Monday, June 13, 2016

Inner Silence

Don Juan defied inner silence as a peculiar state of being in which thoughts were canceled out and one could function from a level other than that of daily awareness. He stressed that inner silence meant the suspension of the internal dialogue -- the perennial companion of thoughts -- and was therefore a state of profound quietude.

"The old sorcerers," don Juan said, "called it inner silence because it is a state in which perception doesn't depend on the senses. What is at work during inner silence is another faculty that man has, the faculty that makes him a magical being, the very faculty that has been curtailed, not by man himself but by some extraneous influence."

"What is this extraneous influence that curtails the magical faculty of man?" I asked. "That is the topic for a future explanation," don Juan replied, "not the subject of our present discussion, even though it is indeed the most serious aspect of the sorcery of the shamans of ancient Mexico."

"Inner silence," he continued, "is the stand from which everything stems in sorcery. In other words, everything we do leads to  that stand, which, like everything else in the world of sorcerers, doesn't reveal itself unless something gigantic shakes us." Don Juan said that the sorcerers of ancient Mexico devised endless ways to shake themselves or other sorcery practitioners at their foundations in order to reach that coveted state of inner silence. They considered the most far-fetched acts, which may seem totally unrelated to the pursuit of inner silence, such as, for instance, jumping into waterfalls or spending nights hanging upside down from the top branch of a tree, to be the key points that brought it into being.

Following the rationales of the sorcerers of ancient Mexico, don Juan stated categorically that inner silence was accrued, accumulated. In my case, he struggled to guide me to construct a core of inner silence in myself, and then add to it, second by second, on every occasion I practiced it. He explained that the sorcerers of ancient Mexico discovered that each individual had a different threshold of inner silence in terms of time, meaning that inner silence must be kept by each one of us for the length of time of our specific threshold before it can work.

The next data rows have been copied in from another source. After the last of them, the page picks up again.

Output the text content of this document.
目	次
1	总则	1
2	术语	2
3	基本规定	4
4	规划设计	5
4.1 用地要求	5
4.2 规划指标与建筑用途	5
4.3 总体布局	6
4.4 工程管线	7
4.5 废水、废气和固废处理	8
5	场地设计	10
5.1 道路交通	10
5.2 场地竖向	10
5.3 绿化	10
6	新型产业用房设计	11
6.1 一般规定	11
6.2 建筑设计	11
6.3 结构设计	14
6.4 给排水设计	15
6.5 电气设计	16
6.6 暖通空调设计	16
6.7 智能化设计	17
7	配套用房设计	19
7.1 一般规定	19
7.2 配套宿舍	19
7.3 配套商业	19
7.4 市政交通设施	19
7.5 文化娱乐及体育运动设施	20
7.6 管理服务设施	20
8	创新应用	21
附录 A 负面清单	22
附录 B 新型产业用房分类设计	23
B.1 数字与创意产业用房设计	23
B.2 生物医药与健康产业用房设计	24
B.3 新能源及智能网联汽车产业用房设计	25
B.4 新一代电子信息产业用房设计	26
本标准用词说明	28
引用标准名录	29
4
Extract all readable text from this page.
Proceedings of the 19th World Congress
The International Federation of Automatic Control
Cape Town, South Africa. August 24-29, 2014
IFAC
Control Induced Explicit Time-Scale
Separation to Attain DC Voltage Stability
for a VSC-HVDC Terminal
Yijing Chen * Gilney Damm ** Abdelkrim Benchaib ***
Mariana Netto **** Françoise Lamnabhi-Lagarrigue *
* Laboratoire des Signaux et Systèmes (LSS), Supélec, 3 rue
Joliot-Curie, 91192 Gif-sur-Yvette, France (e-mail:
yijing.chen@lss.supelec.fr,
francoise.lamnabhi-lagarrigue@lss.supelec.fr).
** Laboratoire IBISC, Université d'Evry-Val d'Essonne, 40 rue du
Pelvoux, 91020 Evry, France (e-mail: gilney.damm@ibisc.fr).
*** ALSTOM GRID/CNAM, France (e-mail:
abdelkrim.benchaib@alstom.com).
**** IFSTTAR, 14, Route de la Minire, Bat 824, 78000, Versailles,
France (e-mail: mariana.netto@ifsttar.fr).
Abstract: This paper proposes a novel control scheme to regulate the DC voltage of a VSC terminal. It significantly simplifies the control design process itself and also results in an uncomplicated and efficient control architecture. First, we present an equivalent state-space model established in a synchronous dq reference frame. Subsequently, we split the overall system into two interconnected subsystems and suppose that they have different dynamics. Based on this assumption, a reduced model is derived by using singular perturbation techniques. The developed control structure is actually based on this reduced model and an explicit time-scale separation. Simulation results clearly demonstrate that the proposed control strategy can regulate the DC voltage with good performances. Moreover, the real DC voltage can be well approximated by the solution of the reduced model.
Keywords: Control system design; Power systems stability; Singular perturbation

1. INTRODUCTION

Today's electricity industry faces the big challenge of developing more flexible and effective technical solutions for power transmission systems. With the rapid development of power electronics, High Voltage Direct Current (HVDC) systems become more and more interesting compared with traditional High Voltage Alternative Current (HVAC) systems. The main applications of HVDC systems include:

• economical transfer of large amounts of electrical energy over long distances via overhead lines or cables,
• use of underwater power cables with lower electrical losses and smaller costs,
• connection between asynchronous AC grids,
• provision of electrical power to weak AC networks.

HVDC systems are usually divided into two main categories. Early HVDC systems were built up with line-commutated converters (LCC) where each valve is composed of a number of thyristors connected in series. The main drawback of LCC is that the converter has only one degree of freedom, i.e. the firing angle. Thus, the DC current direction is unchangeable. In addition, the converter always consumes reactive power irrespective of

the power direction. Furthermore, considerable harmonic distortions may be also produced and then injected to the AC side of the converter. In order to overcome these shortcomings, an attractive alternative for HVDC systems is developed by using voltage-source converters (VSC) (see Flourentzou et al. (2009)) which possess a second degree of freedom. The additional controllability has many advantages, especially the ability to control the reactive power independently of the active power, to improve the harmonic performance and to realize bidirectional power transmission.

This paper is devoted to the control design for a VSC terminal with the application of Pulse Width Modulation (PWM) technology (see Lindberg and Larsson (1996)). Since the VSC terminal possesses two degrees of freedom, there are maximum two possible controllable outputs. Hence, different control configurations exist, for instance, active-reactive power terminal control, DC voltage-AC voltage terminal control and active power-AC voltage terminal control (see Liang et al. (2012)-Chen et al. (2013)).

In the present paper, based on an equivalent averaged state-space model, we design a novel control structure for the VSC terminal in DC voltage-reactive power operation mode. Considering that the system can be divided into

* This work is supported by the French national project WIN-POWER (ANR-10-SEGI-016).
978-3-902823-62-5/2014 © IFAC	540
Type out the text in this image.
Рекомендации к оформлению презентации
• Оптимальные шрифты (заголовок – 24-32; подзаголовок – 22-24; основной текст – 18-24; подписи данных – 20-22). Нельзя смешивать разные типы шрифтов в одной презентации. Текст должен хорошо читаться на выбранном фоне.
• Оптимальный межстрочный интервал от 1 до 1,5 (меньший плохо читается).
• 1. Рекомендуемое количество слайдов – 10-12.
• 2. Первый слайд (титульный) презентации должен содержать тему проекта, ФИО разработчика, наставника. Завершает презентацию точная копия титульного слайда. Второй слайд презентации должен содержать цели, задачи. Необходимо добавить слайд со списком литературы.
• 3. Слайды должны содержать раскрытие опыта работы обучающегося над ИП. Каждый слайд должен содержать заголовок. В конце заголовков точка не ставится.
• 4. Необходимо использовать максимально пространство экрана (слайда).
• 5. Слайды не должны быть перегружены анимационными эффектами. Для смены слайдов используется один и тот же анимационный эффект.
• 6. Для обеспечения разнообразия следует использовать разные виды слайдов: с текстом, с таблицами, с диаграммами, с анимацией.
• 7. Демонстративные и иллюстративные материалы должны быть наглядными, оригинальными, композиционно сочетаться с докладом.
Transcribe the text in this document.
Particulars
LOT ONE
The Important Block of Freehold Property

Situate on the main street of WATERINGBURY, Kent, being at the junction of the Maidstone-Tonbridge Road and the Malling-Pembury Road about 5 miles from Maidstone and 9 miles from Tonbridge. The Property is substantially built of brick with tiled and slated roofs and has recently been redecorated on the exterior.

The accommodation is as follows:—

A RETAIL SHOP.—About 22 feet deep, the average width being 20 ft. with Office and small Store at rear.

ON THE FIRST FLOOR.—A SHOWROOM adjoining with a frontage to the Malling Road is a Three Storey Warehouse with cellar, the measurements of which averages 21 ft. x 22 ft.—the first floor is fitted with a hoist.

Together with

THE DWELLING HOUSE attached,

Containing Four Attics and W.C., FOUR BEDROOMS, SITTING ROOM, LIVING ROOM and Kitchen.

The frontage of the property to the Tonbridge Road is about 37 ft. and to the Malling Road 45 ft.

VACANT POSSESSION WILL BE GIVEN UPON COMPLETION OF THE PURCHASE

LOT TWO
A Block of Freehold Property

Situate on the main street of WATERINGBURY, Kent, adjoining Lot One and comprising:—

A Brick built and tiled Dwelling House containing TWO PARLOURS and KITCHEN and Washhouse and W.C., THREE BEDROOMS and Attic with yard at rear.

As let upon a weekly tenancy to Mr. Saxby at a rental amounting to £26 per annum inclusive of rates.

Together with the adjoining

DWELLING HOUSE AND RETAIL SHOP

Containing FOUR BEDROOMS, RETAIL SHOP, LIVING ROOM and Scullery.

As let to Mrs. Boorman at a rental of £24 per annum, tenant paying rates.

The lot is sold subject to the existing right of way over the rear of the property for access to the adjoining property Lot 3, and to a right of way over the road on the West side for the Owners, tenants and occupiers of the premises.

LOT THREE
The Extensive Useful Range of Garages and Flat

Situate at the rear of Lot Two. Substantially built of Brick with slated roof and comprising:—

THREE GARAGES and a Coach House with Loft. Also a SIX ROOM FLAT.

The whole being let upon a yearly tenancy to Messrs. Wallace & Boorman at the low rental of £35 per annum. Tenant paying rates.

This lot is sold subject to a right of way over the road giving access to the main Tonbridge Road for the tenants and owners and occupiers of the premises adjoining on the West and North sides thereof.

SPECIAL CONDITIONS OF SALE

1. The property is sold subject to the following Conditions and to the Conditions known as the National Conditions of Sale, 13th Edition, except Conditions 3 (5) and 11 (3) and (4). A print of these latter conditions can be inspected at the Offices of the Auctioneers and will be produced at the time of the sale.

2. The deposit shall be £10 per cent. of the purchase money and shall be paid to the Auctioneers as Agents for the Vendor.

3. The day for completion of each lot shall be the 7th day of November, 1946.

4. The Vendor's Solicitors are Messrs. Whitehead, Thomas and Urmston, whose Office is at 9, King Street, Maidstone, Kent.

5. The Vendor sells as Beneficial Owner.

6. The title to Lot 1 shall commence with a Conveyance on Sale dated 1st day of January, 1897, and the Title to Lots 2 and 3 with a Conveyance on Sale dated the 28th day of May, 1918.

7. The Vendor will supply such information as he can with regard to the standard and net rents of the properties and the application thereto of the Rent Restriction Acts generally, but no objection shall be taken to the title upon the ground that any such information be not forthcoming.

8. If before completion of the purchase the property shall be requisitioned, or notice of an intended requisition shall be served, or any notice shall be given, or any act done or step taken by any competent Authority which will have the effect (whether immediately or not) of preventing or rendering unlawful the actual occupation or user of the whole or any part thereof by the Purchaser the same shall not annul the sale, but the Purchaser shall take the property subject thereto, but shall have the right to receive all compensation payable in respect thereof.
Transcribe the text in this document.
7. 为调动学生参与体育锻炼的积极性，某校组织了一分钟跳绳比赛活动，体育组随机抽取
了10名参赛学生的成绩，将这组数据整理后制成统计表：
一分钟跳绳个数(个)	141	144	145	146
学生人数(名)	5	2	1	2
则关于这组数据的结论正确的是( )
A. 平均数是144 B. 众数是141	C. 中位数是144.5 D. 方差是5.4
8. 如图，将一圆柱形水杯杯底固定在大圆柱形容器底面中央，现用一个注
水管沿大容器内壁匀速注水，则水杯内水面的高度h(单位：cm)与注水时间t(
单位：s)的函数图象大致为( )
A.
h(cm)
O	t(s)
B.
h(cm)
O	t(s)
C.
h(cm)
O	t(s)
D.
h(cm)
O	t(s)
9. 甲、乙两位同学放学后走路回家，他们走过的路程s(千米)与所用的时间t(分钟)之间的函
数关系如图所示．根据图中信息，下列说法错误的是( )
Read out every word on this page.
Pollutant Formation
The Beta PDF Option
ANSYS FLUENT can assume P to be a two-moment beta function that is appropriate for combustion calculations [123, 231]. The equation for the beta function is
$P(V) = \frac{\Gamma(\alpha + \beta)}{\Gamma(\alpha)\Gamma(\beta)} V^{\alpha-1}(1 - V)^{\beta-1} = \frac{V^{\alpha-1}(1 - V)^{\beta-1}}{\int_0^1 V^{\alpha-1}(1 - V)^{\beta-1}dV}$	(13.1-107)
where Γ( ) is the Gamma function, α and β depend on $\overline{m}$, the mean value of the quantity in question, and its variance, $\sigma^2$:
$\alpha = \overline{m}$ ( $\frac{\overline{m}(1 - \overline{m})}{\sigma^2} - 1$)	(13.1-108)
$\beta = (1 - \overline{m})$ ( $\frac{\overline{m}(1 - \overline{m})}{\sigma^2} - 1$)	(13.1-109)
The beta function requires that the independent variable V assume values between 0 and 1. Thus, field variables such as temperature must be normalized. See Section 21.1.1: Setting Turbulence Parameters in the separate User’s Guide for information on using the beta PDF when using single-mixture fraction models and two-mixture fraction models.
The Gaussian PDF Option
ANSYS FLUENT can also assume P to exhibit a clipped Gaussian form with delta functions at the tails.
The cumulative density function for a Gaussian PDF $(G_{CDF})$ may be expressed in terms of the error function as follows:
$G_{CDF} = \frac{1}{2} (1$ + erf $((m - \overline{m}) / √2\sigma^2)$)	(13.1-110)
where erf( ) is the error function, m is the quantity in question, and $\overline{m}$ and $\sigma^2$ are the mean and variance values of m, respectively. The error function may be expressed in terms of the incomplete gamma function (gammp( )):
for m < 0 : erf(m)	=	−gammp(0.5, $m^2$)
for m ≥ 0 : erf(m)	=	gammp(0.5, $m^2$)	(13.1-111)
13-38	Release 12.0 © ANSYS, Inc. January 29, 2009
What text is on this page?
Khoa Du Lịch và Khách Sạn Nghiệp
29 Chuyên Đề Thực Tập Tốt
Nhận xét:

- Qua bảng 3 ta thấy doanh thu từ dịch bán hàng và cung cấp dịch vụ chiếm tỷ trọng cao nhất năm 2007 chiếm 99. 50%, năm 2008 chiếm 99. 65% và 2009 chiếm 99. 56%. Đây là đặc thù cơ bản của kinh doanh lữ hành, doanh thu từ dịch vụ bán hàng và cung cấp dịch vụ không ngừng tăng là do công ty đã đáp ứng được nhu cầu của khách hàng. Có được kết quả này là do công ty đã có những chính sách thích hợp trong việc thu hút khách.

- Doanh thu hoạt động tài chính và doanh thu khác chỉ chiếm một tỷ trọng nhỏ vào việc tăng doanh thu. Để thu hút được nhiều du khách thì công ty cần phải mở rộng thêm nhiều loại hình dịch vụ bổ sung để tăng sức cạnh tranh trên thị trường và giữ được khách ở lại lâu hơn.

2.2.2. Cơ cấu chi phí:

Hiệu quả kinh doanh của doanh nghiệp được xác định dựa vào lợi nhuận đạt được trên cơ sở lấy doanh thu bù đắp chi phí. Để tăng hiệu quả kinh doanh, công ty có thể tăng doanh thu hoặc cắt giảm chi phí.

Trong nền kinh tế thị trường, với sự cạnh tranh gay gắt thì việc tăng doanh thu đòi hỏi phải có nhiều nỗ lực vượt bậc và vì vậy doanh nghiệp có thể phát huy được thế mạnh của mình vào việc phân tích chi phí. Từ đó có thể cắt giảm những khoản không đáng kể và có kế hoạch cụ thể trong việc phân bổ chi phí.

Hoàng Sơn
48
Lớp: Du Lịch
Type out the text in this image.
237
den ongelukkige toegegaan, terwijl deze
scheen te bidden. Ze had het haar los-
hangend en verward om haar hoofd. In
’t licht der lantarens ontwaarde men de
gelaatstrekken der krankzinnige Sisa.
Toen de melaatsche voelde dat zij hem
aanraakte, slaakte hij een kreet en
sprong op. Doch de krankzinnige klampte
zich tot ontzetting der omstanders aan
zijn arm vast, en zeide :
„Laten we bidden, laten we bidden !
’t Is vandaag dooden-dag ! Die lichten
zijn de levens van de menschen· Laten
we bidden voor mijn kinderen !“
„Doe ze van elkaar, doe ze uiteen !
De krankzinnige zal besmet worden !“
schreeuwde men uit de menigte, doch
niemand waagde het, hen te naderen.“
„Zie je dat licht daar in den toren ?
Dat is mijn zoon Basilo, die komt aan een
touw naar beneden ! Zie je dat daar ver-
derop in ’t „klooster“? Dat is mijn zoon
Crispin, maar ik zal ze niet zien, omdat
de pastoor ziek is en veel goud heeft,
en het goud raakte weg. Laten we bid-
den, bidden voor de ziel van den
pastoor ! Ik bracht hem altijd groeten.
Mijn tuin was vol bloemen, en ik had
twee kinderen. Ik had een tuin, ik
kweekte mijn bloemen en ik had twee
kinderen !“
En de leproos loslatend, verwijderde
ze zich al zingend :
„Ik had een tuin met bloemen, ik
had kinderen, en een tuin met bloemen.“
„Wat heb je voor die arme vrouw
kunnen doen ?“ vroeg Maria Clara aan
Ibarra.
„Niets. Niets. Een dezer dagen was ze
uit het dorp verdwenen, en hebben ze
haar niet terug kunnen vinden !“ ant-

"What did those sorcerers consider the sign that inner silence is working, don Juan?" I asked. "Inner silence works from the moment you begin to accrue it," he replied. "What the old sorcerers were after was the final, dramatic, end result of reaching that individual threshold of silence. Some very talented practitioners need only a few minutes of silence to reach that coveted goal. Others, less talented, need long periods of silence, perhaps more than one hour of complete quietude, before they reach the desired result. The desired result is what the old sorcerers called stopping the world, the moment when everything around us ceases to be what it's always been."

"This is the moment when sorcerers return to the true nature of man," don Juan went on. "The old sorcerers also called it total freedom. It is the moment when man the slave becomes man the free being, capable of feats of perception that defy our linear imagination."

Don Juan assured me that inner silence is the avenue that leads to a true suspension of judgment -- to a moment when sensory data emanating from the universe at large ceases to be interpreted by the senses; a moment when cognition ceases to be the force which, through usage and repetition, decides the nature of the world.

"Sorcerers need a breaking point for the workings of inner silence to set in," don Juan said. "The breaking point is like the mortar that a mason puts between bricks. It's only when the mortar hardens that the loose bricks become a structure."

From the beginning of our association, don Juan had drilled into me the value, the necessity, of inner silence. I did my best to follow his suggestions by accumulating inner silence second by second. I had no means to measure the effect of this accumulation, nor did I have any means to judge whether or not I had reached any threshold. I simply aimed doggedly at accruing it, not just to please don Juan but because the act of accumulating it had become a challenge in itself.